“Repentance is the strained throbbing of birth. Forgiveness through the grace of God is the gift of the new life emerging from the depths of sin’s womb. The born again, those who have received that new birth, learn to forgive first self, then others as self.” — Harris Murray
On paper, it should not have happened. I reached the round of sixteen in the South Carolina Match Play Championship at sixteen years of age, paired against my friend and teammate, Bill Moore. Bill was more talented and beat me nine times out of ten. But on this day, I bested him. Golfers tee it up and compete for a reason. Outcomes are not decided on paper.
What competes for our heart? What consumes our attention? Are we Christians on paper or do we commit our life to the hard task of becoming the servant God calls us to be? What and who wins the internal battle between a consuming avoidance and real repentance?
Nowhere in our spiritual life are we more exposed or faith more expressed than in our ability or inability to forgive. And forgiveness, real life-altering, major trespass forgiveness, is the hard task.
The small trespass demands little from us. As life moves on, it is easily forgotten. Because of this, we think forgiving is forgetting, and of course, nothing could be more false. The greatest pain we endure, the wound or injury consuming our life, cannot be forgotten because it serves as the means to avoid future pain.
The first hurt is an awakening, the first coloring of perception and distinct awareness, not all is ideal. The hurt reveals a duality of purpose.
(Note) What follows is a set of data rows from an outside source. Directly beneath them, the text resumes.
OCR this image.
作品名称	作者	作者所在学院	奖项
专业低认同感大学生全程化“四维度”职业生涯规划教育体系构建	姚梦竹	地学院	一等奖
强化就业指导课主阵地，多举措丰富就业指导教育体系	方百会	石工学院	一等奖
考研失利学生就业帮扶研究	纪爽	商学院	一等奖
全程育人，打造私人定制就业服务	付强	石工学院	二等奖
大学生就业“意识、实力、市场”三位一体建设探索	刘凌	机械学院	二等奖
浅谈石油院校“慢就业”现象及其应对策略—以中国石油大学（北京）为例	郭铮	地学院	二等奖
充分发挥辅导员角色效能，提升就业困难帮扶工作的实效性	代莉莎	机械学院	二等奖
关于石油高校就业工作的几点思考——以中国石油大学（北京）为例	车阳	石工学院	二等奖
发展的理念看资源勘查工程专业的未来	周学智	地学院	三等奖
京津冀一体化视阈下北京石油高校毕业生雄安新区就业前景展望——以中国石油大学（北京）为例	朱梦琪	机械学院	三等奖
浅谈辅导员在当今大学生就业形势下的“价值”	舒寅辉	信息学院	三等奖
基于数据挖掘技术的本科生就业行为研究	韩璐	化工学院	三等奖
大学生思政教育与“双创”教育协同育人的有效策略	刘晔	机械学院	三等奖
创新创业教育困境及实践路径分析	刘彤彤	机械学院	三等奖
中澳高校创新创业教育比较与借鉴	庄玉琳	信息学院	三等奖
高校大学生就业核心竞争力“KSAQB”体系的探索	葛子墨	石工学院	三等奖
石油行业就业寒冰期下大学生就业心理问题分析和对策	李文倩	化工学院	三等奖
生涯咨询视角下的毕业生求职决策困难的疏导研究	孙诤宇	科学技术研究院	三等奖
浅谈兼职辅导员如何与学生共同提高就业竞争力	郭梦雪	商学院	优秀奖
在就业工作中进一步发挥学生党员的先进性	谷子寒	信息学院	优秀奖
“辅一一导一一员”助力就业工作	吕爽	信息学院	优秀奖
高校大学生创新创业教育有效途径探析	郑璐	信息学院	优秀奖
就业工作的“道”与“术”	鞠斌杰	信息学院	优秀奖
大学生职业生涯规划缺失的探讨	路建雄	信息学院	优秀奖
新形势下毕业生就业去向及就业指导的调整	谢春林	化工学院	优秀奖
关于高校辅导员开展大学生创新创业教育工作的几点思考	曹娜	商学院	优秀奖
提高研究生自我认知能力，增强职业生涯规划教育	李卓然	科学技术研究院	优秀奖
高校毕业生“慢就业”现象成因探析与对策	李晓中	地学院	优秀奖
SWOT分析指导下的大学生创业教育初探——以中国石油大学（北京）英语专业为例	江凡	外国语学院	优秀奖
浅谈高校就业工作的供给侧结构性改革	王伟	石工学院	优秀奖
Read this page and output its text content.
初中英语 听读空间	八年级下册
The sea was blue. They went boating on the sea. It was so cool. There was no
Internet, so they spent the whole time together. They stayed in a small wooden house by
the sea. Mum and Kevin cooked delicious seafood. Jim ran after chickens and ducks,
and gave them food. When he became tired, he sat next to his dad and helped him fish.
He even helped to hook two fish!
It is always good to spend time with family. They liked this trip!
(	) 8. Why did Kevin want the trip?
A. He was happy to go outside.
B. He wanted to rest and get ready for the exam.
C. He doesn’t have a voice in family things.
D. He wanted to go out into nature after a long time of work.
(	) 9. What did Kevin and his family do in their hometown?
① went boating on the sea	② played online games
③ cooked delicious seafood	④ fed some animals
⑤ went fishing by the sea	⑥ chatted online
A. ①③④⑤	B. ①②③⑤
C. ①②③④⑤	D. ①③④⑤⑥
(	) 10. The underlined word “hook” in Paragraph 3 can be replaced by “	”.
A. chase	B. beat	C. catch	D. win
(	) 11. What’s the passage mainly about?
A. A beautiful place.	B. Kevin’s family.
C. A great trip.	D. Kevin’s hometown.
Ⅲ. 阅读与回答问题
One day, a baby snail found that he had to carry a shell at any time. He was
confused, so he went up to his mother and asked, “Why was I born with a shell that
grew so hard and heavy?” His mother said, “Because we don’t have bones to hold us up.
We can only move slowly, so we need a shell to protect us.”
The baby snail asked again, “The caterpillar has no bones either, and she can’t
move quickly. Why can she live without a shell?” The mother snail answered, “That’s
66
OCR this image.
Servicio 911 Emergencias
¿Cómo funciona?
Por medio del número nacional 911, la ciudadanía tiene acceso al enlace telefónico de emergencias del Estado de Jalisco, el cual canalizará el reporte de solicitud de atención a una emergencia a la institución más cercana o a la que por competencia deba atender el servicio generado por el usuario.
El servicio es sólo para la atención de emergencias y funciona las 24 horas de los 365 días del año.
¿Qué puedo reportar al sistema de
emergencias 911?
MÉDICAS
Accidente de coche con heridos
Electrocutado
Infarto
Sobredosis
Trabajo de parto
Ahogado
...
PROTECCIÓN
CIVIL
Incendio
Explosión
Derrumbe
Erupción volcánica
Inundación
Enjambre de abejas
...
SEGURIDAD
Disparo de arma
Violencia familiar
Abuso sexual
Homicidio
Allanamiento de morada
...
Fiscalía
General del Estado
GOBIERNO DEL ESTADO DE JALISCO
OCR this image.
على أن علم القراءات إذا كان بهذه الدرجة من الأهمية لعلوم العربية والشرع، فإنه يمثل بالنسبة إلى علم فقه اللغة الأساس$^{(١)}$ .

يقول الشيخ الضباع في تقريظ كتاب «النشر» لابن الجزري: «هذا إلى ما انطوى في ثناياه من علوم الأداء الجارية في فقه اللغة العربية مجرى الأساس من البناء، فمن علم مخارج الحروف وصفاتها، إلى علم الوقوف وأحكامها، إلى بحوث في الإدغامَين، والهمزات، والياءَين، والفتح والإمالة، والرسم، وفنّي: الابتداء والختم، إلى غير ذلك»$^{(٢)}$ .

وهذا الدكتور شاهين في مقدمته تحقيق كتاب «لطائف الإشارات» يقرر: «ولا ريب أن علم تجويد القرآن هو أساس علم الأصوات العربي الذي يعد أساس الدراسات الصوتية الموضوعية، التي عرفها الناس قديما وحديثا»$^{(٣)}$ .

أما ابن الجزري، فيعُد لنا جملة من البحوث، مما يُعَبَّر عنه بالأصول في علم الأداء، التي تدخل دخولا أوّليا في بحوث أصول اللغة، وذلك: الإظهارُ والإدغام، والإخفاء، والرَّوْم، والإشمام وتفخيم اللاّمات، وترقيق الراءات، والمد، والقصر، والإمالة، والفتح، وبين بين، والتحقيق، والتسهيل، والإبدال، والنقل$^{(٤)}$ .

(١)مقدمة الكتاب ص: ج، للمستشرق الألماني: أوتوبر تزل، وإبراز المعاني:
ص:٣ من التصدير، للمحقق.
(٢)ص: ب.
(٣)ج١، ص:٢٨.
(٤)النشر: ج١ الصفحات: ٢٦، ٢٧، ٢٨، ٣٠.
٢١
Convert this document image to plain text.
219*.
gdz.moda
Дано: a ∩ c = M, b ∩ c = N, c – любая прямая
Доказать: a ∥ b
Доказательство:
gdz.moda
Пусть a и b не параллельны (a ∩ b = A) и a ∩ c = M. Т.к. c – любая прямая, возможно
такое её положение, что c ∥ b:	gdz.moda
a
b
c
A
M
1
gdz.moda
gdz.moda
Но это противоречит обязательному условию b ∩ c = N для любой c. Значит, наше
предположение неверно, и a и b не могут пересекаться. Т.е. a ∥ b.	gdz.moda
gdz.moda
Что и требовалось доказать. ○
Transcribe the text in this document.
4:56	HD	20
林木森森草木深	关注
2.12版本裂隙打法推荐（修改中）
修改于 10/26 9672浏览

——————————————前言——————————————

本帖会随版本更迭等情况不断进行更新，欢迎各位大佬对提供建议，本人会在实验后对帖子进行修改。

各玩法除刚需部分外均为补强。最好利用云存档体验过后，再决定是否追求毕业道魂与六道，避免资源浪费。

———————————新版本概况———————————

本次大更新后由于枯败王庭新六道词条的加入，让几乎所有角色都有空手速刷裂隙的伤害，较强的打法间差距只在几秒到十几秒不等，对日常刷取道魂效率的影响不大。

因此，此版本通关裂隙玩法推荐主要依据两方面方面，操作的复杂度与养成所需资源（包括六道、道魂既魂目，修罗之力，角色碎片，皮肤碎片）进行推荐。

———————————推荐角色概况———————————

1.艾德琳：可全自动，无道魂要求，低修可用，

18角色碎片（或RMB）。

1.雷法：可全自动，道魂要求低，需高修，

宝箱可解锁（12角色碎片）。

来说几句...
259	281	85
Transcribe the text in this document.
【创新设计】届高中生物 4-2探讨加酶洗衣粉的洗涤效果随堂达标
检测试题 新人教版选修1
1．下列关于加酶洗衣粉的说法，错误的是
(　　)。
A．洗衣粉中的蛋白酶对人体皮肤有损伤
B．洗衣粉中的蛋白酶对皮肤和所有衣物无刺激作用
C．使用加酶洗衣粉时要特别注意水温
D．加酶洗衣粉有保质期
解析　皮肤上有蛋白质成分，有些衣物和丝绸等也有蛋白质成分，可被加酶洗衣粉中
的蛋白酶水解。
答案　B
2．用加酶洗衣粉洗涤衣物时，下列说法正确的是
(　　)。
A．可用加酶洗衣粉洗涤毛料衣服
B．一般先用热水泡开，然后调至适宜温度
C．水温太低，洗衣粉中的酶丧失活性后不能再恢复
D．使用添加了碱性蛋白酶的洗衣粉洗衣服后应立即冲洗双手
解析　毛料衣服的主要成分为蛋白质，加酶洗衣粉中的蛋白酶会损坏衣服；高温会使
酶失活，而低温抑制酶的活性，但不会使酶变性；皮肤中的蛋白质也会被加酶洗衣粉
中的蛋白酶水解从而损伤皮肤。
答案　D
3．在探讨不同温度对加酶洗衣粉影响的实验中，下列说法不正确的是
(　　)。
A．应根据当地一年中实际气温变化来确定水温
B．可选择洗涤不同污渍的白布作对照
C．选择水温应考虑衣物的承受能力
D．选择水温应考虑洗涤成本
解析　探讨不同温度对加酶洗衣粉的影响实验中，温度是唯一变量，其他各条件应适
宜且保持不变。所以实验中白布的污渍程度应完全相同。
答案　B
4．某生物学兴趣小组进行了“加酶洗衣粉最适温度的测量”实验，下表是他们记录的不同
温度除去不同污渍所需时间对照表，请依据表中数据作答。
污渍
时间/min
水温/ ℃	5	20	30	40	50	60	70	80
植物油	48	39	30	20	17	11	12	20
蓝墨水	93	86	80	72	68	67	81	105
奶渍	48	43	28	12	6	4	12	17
We either move toward the pain, and therefore toward God, or we attempt to wait out forgiveness in a false hope some interim revenge or life equaling event occurs that justifies we were right all along.
Is this not the greater sin than the sin against us? Is forgiveness only reserved for those we love? How many ways can the self-righteous exclude themselves from grace? And haven’t we all been that person?
Forgiveness is an overcoming, a test if you will, between our faith on paper and the very real act of committing such an act of compassion. Real forgiveness demands we never forget, and in remembering our hurt, face the battle within. And when repentance wins, we lean toward God. How else can the new life ever come and express itself in reality?
It’s time to get on with it. Withholding forgiveness perpetuates the pain and avoidance. The goal is to love so much we forgive the trespass before it ever occurs. This is the new life, loving neighbor as self.
“Therefore, since we are receiving a kingdom which cannot be shaken, let us have grace, by which we may serve God acceptably with reverence and godly fear. For our God is a consuming fire” (Hebrews 12:28,29, NKJV).
God’s consuming love wins over avoidance.
“Those who have ears to hear, let them hear” (Matthew 11:15, NKJV).